Cuatro factores principales —históricos, militares, culturales y espirituales— explican la llegada del budismo a China en el siglo I e.c., específicamente a través de la Ruta de la Seda: 1) la presencia del budismo en Asia Central, procedente de Gandhāra y Bactria, donde ya se había consolidado una rica tradición; 2) el dominio político, militar y cultural que la dinastía Han ejercía sobre las vías comerciales en ese periodo; 3) la importancia estratégica y el dinamismo comercial de esta red de rutas; 4) un contexto de crisis espiritual y búsqueda de valores en China, particularmente hacia el final de la dinastía Han. En esta primera parte del artículo exploraremos los dos primeros factores, dejando los restantes para la siguiente.
La presencia del budismo en Asia Central
La difusión del budismo hacia el norte y el este desde la India se realizó a través de varias vías comerciales y de peregrinación que enlazaban el subcontinente indio con Asia Central. En la literatura china antigua, a esta región se le llamaba «Región Occidental» (西域) y abarcaba Partia (安息), el territorio de los yuezhi (月氏), precursores del Imperio Kushán; Sogdiana (粟特), relacionada con Kangju (康居); además de Hotán (于阗) y Kucha (龟兹). Con Bactria, Gandhāra, Margiana y Ferghana —en los modernos Afganistán, Pakistán, Uzbekistán, Tayikistán, Turkmenistán, el noroeste de China e Irán—, esta región fue el escenario de una serie de centros donde el budismo arraigó, fue traducido, interpretado y reinterpretado antes de que llegara a China. Puede decirse que esos centros funcionaron como laboratorios de síntesis, donde múltiples tradiciones espirituales confluyeron para dar lugar a nuevas maneras de entender y comunicar las enseñanzas del budismo.

Durante los primeros siglos de nuestra era, numerosos traductores y monjes budistas de estos reinos y territorios de Asia Central visitaron China, contribuyendo a la propagación de esta religión y al intercambio cultural e intelectual entre ambas regiones. Este arduo trabajo de traducción y exégesis fue crucial para consolidar el budismo como una de las religiones principales de China, así como para su posterior desarrollo en formas adaptadas al contexto chino.

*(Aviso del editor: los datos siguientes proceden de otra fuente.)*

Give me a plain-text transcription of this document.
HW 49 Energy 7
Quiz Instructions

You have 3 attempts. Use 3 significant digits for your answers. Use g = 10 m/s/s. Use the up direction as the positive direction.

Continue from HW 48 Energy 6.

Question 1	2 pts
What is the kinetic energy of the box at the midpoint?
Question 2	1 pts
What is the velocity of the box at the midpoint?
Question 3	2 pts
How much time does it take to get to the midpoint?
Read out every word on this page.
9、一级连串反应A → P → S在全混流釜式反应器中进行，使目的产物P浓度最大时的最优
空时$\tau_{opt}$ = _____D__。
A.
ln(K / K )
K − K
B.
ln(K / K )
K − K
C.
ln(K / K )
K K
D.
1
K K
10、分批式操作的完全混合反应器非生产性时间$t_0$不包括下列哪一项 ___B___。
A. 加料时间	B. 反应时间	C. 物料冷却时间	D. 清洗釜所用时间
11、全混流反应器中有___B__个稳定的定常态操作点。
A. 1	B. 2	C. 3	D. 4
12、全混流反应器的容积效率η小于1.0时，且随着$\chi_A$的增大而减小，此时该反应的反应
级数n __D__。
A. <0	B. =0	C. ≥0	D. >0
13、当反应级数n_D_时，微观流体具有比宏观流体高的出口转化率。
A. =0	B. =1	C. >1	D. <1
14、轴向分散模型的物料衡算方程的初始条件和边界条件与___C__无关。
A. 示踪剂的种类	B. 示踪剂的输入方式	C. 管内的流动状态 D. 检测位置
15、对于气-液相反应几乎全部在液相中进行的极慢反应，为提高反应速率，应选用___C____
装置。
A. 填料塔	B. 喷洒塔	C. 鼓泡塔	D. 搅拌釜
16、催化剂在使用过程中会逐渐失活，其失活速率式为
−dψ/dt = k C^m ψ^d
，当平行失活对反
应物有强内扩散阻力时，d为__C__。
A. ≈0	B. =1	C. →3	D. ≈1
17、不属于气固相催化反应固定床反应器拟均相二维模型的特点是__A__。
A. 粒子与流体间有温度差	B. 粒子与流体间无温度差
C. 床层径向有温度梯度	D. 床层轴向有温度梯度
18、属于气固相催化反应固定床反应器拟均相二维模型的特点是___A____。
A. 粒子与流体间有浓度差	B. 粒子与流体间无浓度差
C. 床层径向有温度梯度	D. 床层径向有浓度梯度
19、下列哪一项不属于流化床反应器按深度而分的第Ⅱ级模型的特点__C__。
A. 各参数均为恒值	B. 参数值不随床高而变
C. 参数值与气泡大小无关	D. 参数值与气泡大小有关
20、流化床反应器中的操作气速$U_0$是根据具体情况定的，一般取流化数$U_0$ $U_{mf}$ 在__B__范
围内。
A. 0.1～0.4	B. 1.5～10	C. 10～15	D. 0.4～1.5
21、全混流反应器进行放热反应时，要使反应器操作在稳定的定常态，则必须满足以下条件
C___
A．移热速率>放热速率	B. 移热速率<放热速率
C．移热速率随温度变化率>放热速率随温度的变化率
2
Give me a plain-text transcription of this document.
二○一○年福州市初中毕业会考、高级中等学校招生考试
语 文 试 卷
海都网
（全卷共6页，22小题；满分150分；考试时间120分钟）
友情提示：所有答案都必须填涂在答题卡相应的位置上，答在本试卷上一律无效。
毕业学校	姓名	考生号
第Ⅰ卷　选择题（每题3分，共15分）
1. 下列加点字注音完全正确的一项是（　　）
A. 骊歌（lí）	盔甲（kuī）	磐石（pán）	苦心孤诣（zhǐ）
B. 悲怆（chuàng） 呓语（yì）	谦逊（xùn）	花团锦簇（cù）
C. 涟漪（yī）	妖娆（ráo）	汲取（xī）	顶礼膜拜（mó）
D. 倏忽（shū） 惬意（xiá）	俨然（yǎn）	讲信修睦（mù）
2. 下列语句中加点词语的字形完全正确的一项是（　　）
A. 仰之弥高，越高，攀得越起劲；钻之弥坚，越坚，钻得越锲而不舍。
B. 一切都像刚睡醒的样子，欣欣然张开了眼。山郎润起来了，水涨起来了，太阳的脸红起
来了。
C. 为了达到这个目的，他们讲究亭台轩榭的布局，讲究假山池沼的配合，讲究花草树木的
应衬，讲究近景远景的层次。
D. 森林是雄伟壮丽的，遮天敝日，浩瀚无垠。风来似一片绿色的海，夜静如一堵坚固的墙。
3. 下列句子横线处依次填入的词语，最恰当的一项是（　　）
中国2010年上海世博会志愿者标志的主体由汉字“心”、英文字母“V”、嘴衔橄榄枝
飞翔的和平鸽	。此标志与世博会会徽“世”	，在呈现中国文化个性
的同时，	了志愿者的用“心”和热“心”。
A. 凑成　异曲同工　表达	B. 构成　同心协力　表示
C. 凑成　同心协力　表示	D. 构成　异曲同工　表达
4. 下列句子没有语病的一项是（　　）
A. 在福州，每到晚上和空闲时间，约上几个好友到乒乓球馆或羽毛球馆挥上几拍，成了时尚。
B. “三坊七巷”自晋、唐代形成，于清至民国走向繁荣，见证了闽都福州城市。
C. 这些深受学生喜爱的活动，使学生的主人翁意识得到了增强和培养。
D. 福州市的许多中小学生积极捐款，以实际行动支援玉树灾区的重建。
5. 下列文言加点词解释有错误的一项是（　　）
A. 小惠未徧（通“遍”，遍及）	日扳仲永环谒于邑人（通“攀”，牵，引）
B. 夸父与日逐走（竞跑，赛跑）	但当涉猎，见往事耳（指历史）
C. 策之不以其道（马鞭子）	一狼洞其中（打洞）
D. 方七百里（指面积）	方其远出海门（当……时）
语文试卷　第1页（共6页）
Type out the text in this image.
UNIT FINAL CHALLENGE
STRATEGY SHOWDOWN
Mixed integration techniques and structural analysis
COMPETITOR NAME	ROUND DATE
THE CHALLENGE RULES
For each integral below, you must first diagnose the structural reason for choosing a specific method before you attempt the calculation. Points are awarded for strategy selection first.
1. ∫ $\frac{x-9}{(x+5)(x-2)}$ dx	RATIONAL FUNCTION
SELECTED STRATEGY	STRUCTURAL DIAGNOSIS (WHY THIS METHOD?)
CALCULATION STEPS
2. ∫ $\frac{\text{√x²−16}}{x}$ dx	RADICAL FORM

Este proceso de difusión en Asia Central, según la tradición, fue impulsado inicialmente por el emperador Aśoka de la dinastía Maurya en el siglo III a. e. c., tras el «Tercer Concilio Budista», celebrado en el año 250 a. e. c. en Pāṭaliputra (actual Patna, India). De acuerdo con crónicas cingalesas, Aśoka habría promovido la fe más allá de las fronteras de su reino mediante nueve misiones diplomáticas y religiosas, destacándose regiones del noroeste como Gandhāra y Bactria (Mahāvaṃsa, cap. XII; Dīpavaṃsa, cap. VIII). Aunque su alcance histórico es objeto de debate, esta narrativa refleja conexiones transregionales tempranas
Bactria (norte del actual Afganistán) se convirtió en un punto de inflexión en los siglos III–II a. e. c. debido a su posición estratégica en la Ruta de la Seda. Durante la época greco-bactriana, el reinado de Menandro I (Milinda) cristalizó, a través del Milindapañha, el diálogo entre el pensamiento griego y el budismo. Asimismo, en el terreno artístico, Bactria, junto con el centro de Mathurā, desempeñó un papel clave en la introducción de la imagen antropomórfica del Buda, lo que desplazó los patrones anicónicos. Sus monasterios, especialmente los de Balkh, se destacaron como importantes centros de traducción y enseñanza. Tras la conquista por los yuezhi en el siglo II a. e. c., la región se integró en el Imperio Kushán, manteniendo su papel como cruce de influencias helenísticas y budistas.

Gandhāra (noroeste de Pakistán y este de Afganistán) fue un foco importante entre el siglo III a. e. c. y el V e. c., donde confluyeron tradiciones indias, griegas y persas. Su arte elevó la iconografía budista al fusionar el naturalismo y los drapeados helenísticos con la figura del Buda, dejando una impronta duradera en Asia. Los manuscritos en corteza de abedul de Gandhāra se cuentan entre los testimonios budistas más antiguos, y evidencian pluralidad doctrinal y lingüística en el budismo temprano.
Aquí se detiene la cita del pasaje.